In an early stage startup, the business co-founder would translate the understanding of the customer to the tech team building the product. Being the champion of the customer and the community through the development process is not easy and will require great empathy with the tech team and the development process as well. At the same time, it is important to emphasise how some tech decisions should not be made before the business issues are resolved. A startup I advised learnt to its considerable cost that it is wise to get the payment gateway sorted before signing up to the customisation of a shopping cart and e-commerce platform. This folly of putting the cart before the horse was also quite expensive.
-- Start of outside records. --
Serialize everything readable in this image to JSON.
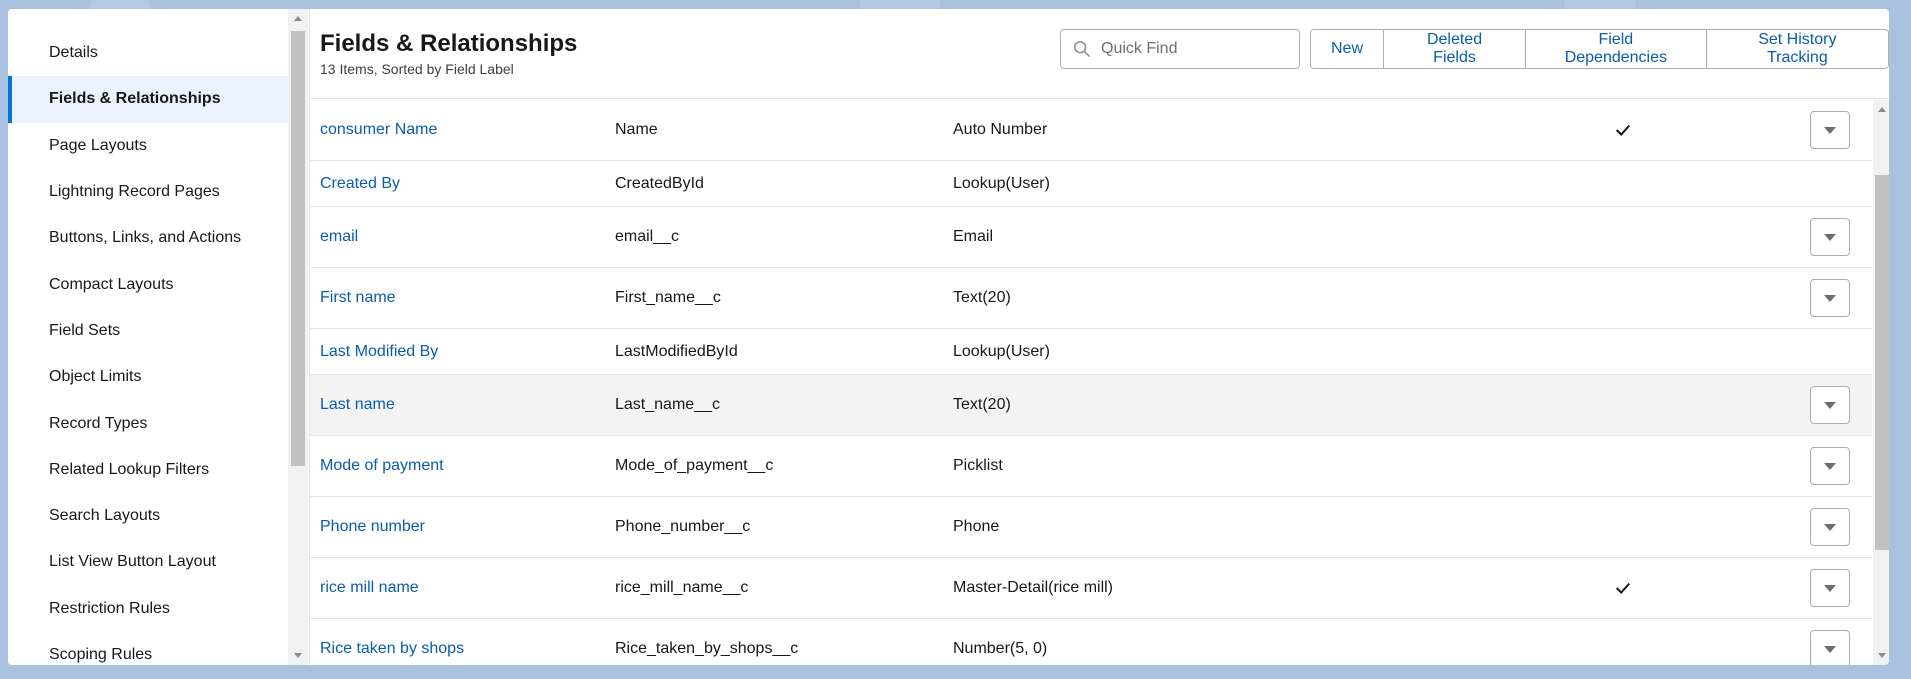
{
  "sidebar": {
    "items": [
      {
        "label": "Details"
      },
      {
        "label": "Fields & Relationships"
      },
      {
        "label": "Page Layouts"
      },
      {
        "label": "Lightning Record Pages"
      },
      {
        "label": "Buttons, Links, and Actions"
      },
      {
        "label": "Compact Layouts"
      },
      {
        "label": "Field Sets"
      },
      {
        "label": "Object Limits"
      },
      {
        "label": "Record Types"
      },
      {
        "label": "Related Lookup Filters"
      },
      {
        "label": "Search Layouts"
      },
      {
        "label": "List View Button Layout"
      },
      {
        "label": "Restriction Rules"
      },
      {
        "label": "Scoping Rules"
      }
    ],
    "active_item": "Fields & Relationships"
  },
  "header": {
    "title": "Fields & Relationships",
    "subtitle": "13 Items, Sorted by Field Label",
    "search_placeholder": "Quick Find",
    "buttons": {
      "new": "New",
      "deleted_fields": "Deleted Fields",
      "field_dependencies": "Field Dependencies",
      "set_history_tracking": "Set History Tracking"
    }
  },
  "table": {
    "rows": [
      {
        "label": "consumer Name",
        "api": "Name",
        "type": "Auto Number"
      },
      {
        "label": "Created By",
        "api": "CreatedById",
        "type": "Lookup(User)"
      },
      {
        "label": "email",
        "api": "email__c",
        "type": "Email"
      },
      {
        "label": "First name",
        "api": "First_name__c",
        "type": "Text(20)"
      },
      {
        "label": "Last Modified By",
        "api": "LastModifiedById",
        "type": "Lookup(User)"
      },
      {
        "label": "Last name",
        "api": "Last_name__c",
        "type": "Text(20)"
      },
      {
        "label": "Mode of payment",
        "api": "Mode_of_payment__c",
        "type": "Picklist"
      },
      {
        "label": "Phone number",
        "api": "Phone_number__c",
        "type": "Phone"
      },
      {
        "label": "rice mill name",
        "api": "rice_mill_name__c",
        "type": "Master-Detail(rice mill)"
      },
      {
        "label": "Rice taken by shops",
        "api": "Rice_taken_by_shops__c",
        "type": "Number(5, 0)"
      }
    ]
  },
  "colors": {
    "link": "#0b5cab",
    "active_border": "#0176d3",
    "active_bg": "#eaf3fd"
  }
}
Test your product, service or app yourself first, and do so remembering the customer feedback you collected. Go further and involve some of your strongest critics in that testing. Enable iterations with an eye on the customer’s concerns, balancing the customer journey with technological feasibility. In a startup I was involved in, the business co-founder wanted the website to be designed to be accessible even on low bandwidth as many consumers were likely to be. Her concerns were overlooked to such an extent by the tech co-founder that the end result was an unusable website, the death knell for the e-commerce-only venture.

Examine all the processes, interfaces, “touch points” where your customer and community interact with your business. Ask if you are treating them well – addressing their concerns, reducing friction in how they can pay for something or raise complaints or indeed give feedback to the business.
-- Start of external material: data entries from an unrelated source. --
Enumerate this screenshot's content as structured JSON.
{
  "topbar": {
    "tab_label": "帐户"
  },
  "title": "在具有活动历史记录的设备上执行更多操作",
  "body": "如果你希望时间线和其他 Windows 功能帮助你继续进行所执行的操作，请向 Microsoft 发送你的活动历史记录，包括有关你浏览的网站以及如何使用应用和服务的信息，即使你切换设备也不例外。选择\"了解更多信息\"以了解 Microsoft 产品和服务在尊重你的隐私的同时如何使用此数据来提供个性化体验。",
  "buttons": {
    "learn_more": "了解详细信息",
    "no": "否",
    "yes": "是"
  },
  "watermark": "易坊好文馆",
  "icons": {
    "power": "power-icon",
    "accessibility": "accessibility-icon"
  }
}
In another startup, customers wanted the ability to consult a human being on the phone or chat before completing a purchase. The lack of such a possibility was frustrating customers and ending up in no sales being made. Neither the tech nor the business co-founder had paid attention to that feedback from the customer testing phase, as they were both used to eschewing human contact in favour of online experiences while shopping.

Examine the processes and organisation design for whether they are fit for purpose, efficient, and scalable. Does your business have seasonal cyclicality? Will you need more staff to ship thus increasing costs in your high season? How will you process returns if all your staff is dedicated to shipping faster and more? These questions are often not thought of in advance, as I saw in case of a fashion startup, whose success exceeded their expectations.